One Way to Identify the Work of the Holy Spirit

The Holy Spirit, aka The Holy Ghost, is sometimes sort of the forgotten member of the Trinity. We’re on much more familiar terms with the Father and the Son, but the Holy Spirit? He’s sort of like the red-headed step child of the Godhead.

When we think about the Holy Spirit, we think in terms of mystery. Of the strange. Of the borderline paranormal. And it’s the Holy Spirit that turns Christians from regular people into raging crazies in the eyes of the world.

From the perspective of Scripture, however, you find the mysterious and the tangible, the logical and the incomprehensible, when you talk of the Spirit of God. What you don’t find, however, is the relegation of the Holy Spirit to a distant third in the pecking order of the Trinity. The Holy Spirit is the most vital part of the Christian experience; indeed our ongoing Christian life rests solely on His shoulders.

But given our seeming unfamiliarity with the Holy Spirit, how do we know if something we are experiencing is really the His work? How do we know some urging or feeling is really from the Holy Spirit, or just last night’s pizza that went down badly? You might say that it’s “just a feeling” that we have when the Spirit is at work; the problem with that is that our feelings are unreliable at best; they are liars at worst. No, there is a better way to know that the Spirit has been at work – one rooted in the most famous and historical example of the Spirit’s work we have recorded.

If we turn to Acts 2, we find what was happening in the house spilled into the streets.

Inside the house as the early disciples of Jesus were gathered together, waiting for something to happen as Jesus had promised them, the Holy Spirit fell. With the sound of a mighty wind and the visual demonstration of power of flaming tongues resting on each disciple, the disciples tumbled out into the crowd at Pentecost to declare the wonders of God. At first, they were met with great confusion. Maybe some laughter. Probably some cynicism. But the crowd was prompted to collectively ask a singular question:

And all were amazed and perplexed, saying to one another, “What does this mean?” (Acts 2:12).

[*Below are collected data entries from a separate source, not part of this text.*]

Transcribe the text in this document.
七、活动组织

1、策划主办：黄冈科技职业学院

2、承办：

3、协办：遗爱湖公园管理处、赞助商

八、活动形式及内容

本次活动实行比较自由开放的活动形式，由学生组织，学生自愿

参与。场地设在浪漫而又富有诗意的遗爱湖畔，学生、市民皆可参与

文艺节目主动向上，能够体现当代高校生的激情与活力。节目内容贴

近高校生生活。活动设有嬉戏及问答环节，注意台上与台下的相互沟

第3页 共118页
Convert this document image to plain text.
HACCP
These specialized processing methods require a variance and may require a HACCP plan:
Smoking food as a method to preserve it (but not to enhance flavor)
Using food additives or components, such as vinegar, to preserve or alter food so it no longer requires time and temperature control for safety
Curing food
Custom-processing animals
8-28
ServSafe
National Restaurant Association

Peter rose to the occasion. In a stirring sermon, he connected the news of the death and resurrection of Jesus to the prophecies of old. Powered by the Spirit, the preaching of God’s Word did not return void, as the crowd there came to the sudden realization that they were in desperate need of forgiveness. And so the question of the crowd changed:

When they heard this, they came under deep conviction and said to Peter and the rest of the apostles: “Brothers, what must we do?” (Acts 2:37).

That difference is key. The first question was a matter of mere curiosity: “What does this mean?” But then the question changed to one of volition: “What must we do?” And here we find one of the tell tale ways in which we can identify the work of the Holy Spirit.

Namely, that the work of the Holy Spirit produces transformation. This is, overall, the primary work the Holy Spirit does in our lives:

“Now the Lord is the Spirit, and where the Spirit of the Lord is, there is freedom. We all, with unveiled faces, are looking as in a mirror at the glory of the Lord and are being transformed into the same image from glory to glory; this is from the Lord who is the Spirit” (2 Cor. 3:17-18).

This is still one measuring stick we can lay beside what we see in our lives and the world around us. Are we and others being moved toward holiness? Toward following Jesus more fully? Toward a heart aligned with God’s purposes? Is our curiosity being moved to conviction, and our information being moved to transformation? If so, and if all those movements are aligned with God’s revealed will in the Bible, then we can be confident that what we are experiencing is the work of God’s Spirit just as the early church was.

The early church moved forward thanks to the unmistakable work of the Spirit of God in the lives of both the old and new disciples of Jesus. What we find here is not just a historical accounting of the birth of the Christian movement; we find here a lasting testimony of how dramatically and quickly the Holy Spirit can change a person to their very core. This same Spirit that worked so dramatically at Pentecost is alive and well and working today.